The researchers recently discovered and collected samples of an algae that looked like it from 14 lakes across Wisconsin and Minnesota between 2012 and 2016.
They were puzzled, because the plant still exists at scattered localities in Europe and Australasia, but they were sure it was absent from North America.
The only record of Lychnothamnus barbatus on the western side of the Atlantic Ocean were Argentinian Cretaceous-era fossils, from the same period as Tyrannosaurus rex fossils discovered by scientists around the same time.
With these new algae samples, "almost right away we knew we might be dealing with something previously thought to be extinct because it was clearly different from any other species seen in North America", said Richard McCourt, a biologist who helped identify the samples.
"But we had to look at it closely to confirm the identity and also extract the DNA to confirm."
The scientists thus conducted DNA analyses and phylogenetic reconstructions - they reconstructed the plant's family tree to discern its ancestral relationships between members of the Lychnothamnus group.
The North American specimens matched the morphological description for L. barbatus.
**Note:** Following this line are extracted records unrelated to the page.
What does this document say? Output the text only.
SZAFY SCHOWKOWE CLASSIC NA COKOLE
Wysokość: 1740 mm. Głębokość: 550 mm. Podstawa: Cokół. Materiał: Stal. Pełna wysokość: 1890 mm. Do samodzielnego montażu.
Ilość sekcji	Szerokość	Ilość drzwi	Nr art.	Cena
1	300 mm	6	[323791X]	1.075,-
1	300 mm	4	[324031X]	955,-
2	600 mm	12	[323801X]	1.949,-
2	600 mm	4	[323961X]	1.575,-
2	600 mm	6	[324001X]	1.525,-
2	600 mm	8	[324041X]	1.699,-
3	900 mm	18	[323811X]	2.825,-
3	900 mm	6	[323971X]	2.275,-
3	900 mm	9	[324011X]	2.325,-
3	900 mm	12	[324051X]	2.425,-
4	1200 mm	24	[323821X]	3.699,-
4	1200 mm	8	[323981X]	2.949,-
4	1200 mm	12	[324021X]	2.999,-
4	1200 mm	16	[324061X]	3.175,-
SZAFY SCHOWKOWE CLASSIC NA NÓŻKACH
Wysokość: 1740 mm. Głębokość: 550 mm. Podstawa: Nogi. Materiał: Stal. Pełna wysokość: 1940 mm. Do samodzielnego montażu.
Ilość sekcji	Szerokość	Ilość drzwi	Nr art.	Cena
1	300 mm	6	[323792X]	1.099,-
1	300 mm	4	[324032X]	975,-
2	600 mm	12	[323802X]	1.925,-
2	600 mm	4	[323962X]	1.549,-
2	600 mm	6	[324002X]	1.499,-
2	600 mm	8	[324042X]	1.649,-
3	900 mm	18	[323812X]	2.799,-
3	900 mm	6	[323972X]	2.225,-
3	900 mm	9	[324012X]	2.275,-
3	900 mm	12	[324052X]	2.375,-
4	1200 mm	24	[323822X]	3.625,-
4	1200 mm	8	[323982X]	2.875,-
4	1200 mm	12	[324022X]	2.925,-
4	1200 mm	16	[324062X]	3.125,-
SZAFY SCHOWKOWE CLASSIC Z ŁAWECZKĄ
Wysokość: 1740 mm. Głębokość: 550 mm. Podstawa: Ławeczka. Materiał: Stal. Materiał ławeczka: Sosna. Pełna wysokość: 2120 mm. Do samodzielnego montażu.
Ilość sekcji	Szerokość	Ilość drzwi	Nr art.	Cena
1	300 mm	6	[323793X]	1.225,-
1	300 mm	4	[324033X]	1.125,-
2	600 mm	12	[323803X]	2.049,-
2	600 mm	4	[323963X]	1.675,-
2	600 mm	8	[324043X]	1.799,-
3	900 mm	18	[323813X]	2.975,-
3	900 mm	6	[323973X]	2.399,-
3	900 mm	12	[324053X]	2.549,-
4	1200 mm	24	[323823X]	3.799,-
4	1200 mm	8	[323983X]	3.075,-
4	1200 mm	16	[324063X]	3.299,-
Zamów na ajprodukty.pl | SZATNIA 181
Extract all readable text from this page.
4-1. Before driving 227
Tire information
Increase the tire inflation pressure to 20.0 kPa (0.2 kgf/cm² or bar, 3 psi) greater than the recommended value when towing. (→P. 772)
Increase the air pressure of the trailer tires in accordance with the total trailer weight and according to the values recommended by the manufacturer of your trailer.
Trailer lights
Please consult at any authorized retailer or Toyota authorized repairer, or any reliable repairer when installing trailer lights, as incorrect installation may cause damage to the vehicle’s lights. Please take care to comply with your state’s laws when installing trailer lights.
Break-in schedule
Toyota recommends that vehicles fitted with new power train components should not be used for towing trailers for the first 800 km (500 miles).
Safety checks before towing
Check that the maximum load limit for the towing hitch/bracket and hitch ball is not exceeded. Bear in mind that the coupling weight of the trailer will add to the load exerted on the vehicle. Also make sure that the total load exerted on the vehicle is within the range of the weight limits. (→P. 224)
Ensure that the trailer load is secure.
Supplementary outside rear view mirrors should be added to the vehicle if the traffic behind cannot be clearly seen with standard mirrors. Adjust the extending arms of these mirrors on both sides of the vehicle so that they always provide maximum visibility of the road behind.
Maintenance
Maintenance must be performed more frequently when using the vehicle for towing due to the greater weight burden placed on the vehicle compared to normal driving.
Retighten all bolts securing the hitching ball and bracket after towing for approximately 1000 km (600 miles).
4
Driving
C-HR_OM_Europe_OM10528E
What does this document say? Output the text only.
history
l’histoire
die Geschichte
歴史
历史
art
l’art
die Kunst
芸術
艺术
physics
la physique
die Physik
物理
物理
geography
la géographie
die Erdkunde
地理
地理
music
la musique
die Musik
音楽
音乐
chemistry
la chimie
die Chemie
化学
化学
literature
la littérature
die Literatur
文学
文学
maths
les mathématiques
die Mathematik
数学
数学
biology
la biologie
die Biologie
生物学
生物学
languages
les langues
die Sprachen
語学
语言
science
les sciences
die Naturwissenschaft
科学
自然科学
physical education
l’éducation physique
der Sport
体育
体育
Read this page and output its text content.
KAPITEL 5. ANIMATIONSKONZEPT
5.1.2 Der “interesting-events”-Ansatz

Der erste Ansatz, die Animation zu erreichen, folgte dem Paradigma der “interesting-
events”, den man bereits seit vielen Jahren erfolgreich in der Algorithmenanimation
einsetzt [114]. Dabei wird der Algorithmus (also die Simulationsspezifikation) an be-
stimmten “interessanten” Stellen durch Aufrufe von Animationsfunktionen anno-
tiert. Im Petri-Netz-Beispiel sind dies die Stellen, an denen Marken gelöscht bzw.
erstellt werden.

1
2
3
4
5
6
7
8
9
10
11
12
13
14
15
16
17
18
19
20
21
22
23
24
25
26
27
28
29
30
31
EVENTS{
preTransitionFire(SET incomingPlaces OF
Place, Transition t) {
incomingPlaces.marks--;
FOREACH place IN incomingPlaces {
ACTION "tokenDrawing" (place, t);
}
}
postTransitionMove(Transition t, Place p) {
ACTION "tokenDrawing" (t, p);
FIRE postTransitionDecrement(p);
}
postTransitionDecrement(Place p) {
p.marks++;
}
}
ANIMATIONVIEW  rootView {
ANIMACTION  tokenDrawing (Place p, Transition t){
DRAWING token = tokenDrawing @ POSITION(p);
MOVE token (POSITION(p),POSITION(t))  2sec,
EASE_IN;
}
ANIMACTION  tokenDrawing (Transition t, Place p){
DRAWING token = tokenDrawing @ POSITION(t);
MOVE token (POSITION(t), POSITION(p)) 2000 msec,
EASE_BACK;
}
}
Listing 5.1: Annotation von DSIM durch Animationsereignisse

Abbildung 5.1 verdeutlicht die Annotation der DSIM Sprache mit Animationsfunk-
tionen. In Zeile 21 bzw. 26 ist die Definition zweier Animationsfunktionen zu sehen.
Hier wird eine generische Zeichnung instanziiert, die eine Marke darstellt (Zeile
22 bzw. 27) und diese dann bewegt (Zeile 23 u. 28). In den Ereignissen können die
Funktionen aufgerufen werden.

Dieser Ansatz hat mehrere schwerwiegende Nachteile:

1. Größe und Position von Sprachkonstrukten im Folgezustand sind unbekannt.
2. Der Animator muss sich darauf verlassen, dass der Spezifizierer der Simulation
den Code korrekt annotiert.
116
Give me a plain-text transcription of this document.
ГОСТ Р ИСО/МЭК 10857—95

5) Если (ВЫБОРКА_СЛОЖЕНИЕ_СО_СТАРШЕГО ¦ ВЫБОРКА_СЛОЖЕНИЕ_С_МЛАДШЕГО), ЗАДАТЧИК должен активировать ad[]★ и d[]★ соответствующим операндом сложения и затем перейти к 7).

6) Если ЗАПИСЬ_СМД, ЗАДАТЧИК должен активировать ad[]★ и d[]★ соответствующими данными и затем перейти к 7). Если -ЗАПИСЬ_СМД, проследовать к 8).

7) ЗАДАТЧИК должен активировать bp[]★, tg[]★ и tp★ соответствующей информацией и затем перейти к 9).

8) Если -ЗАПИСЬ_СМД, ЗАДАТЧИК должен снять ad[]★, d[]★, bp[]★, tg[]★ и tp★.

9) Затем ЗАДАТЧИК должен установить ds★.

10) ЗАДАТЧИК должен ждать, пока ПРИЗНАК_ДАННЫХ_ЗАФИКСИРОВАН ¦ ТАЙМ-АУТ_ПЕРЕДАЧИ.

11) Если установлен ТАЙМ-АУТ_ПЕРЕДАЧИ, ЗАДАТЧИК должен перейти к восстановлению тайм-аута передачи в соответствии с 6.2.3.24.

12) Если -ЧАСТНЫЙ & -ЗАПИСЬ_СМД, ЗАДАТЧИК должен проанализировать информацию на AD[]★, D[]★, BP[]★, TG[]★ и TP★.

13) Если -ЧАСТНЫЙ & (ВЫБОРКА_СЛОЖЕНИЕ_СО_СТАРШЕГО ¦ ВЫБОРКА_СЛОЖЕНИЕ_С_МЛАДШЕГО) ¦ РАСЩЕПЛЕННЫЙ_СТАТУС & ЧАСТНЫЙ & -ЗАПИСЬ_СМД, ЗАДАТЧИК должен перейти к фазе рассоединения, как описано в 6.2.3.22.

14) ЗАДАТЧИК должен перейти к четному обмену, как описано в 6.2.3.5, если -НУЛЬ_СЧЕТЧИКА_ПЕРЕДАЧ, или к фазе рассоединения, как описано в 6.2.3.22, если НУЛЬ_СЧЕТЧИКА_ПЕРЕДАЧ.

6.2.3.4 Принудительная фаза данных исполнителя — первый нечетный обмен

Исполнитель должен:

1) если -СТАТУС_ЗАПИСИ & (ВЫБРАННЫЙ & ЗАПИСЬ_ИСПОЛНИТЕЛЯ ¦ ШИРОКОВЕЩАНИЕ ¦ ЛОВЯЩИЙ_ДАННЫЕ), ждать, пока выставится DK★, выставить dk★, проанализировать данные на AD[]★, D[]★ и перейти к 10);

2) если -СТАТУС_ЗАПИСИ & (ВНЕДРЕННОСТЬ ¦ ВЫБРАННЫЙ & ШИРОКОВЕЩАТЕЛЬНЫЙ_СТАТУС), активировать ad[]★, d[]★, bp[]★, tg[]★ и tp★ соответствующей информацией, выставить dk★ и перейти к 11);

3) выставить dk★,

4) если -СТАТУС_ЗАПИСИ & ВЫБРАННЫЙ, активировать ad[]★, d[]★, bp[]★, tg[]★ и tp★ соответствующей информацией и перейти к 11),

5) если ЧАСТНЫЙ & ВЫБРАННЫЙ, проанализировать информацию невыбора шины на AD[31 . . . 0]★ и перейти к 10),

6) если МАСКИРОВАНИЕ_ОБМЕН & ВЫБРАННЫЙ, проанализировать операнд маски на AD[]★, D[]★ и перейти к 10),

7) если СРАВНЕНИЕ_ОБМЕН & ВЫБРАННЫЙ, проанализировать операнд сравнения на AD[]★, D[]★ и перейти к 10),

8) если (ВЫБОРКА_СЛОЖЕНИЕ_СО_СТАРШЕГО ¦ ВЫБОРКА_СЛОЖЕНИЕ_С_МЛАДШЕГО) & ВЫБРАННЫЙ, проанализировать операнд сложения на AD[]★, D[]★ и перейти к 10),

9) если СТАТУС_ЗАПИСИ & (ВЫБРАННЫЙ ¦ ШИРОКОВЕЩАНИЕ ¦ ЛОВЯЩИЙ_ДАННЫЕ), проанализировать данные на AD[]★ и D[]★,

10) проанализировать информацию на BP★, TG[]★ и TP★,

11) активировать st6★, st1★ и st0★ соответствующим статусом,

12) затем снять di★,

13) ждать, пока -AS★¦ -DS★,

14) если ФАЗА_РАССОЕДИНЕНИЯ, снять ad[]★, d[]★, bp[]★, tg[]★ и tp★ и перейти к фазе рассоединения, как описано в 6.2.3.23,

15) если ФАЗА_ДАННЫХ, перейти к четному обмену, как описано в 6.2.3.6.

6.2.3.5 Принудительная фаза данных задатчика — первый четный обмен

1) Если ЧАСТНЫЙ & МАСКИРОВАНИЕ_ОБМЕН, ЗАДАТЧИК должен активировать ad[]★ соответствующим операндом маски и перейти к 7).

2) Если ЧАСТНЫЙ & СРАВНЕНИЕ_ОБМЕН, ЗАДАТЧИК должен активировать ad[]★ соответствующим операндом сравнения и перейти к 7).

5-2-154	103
The different analyses revealed that the samples are the first report of this rare algae alive in the New World.
A mystery persisted, however. L. barbatus can grow relatively tall (up to one foot or 0.30 metres) and has a pretty unique shape. Scientists couldn't understand how they might have missed it.
"We might not have been missing it - it might be a new invader," McCourt explained. "Other species like it have probably been brought in in ballast water on ships and released into the St. Lawrence seaway or other lakes."
Although this hypothesis is interesting, it's also possible that Lychnothamnus barbatushas always been here and we just didn't know.
"If it went unnoticed, it is probably due to the fact that much of what is in lakes and streams is not thoroughly examined, despite centuries of collecting," McCourt said.
The researchers will now continue their investigations in North America because they think that this dinosaur-era plant may have survived into our era elsewhere on the continent.
Their complete findings are now published in the American Journal of Botany.